The Visual BASIC Development Environment alone will not generate a
program for a workstation. Visual BASIC allows the developer to create a
program which can execute on a PC, but it is unable to create programs that a
2708-DH5 workstation can understand. To do that, we have developed a
cross compiler that accepts an ASCII text file containing valid BASIC
statements and creates a file that will execute only on a 2708-DH5
workstation. The extension .LXE is an adaptation of the .EXE name
commonly used for executables under MS-DOS.

Typically a program is created and tested on a PC compatible computer with
Visual BASIC and the application library. Once the program is refined
through editing and testing, it can be compiled into an LXE file. The LXE
file is also an ASCII text file. However, because it contains pseudo-code it
doesn’t look like anything familiar. Even character strings will not be visible
in the file. The LXE can therefore be considered an encrypted file.

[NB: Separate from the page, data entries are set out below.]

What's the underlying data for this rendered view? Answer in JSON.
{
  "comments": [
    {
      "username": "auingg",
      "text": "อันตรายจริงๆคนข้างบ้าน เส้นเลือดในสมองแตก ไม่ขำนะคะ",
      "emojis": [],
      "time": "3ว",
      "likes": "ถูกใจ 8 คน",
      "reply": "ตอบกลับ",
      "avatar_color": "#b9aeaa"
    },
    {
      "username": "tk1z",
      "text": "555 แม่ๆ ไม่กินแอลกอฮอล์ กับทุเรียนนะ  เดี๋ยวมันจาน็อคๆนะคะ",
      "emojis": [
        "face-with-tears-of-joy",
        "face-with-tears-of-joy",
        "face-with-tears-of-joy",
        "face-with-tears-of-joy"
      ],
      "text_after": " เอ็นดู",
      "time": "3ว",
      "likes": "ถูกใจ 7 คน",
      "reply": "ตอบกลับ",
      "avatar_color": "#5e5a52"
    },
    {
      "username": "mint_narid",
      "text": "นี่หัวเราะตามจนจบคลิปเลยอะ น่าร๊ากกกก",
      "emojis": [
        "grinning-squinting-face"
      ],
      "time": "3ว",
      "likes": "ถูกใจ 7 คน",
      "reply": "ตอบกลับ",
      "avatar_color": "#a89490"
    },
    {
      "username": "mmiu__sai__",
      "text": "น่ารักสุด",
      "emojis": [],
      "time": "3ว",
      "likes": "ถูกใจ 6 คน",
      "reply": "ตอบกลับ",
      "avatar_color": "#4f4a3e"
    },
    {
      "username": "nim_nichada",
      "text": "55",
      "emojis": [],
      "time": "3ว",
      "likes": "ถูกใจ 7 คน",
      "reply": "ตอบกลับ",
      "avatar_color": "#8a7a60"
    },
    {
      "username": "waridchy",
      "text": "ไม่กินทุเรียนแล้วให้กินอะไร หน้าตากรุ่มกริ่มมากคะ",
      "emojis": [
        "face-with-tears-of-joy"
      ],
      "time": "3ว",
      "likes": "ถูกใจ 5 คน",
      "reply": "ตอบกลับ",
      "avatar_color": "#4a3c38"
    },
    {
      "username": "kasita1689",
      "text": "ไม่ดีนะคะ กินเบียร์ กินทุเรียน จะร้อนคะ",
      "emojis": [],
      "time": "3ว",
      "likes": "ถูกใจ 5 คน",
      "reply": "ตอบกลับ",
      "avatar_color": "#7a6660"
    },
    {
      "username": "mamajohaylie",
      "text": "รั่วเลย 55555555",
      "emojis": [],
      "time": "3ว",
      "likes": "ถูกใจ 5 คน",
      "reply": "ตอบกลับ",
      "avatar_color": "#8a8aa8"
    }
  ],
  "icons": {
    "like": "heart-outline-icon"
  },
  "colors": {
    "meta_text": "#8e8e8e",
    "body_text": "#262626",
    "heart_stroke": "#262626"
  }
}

Because it is pure ASCII displayable text, it can be uploaded to other
computers without worrying about control codes or binary objects becoming
garbled. There should be no problem, for example, uploading an LXE file to
an IBM mainframe, which can later download the program to a 2708-DH5
network using its native EBCDIC/ASCII translation tables.

Each line of an LXE file begins with a two-character sequence called a
Network Directive. These are discussed in detail in the Attended Workstation
User’s Manual. For downloadable files, the two characters are a greater than
(>) and a comma (,). When the operating system sees an incoming record
prefaced with these two characters, it knows that this is a line from a
compiled program and not a line of data. If the file is in PGM format (see
next section), it will have an additional network directive appended to the
front of each record, and a 2-record header on the file.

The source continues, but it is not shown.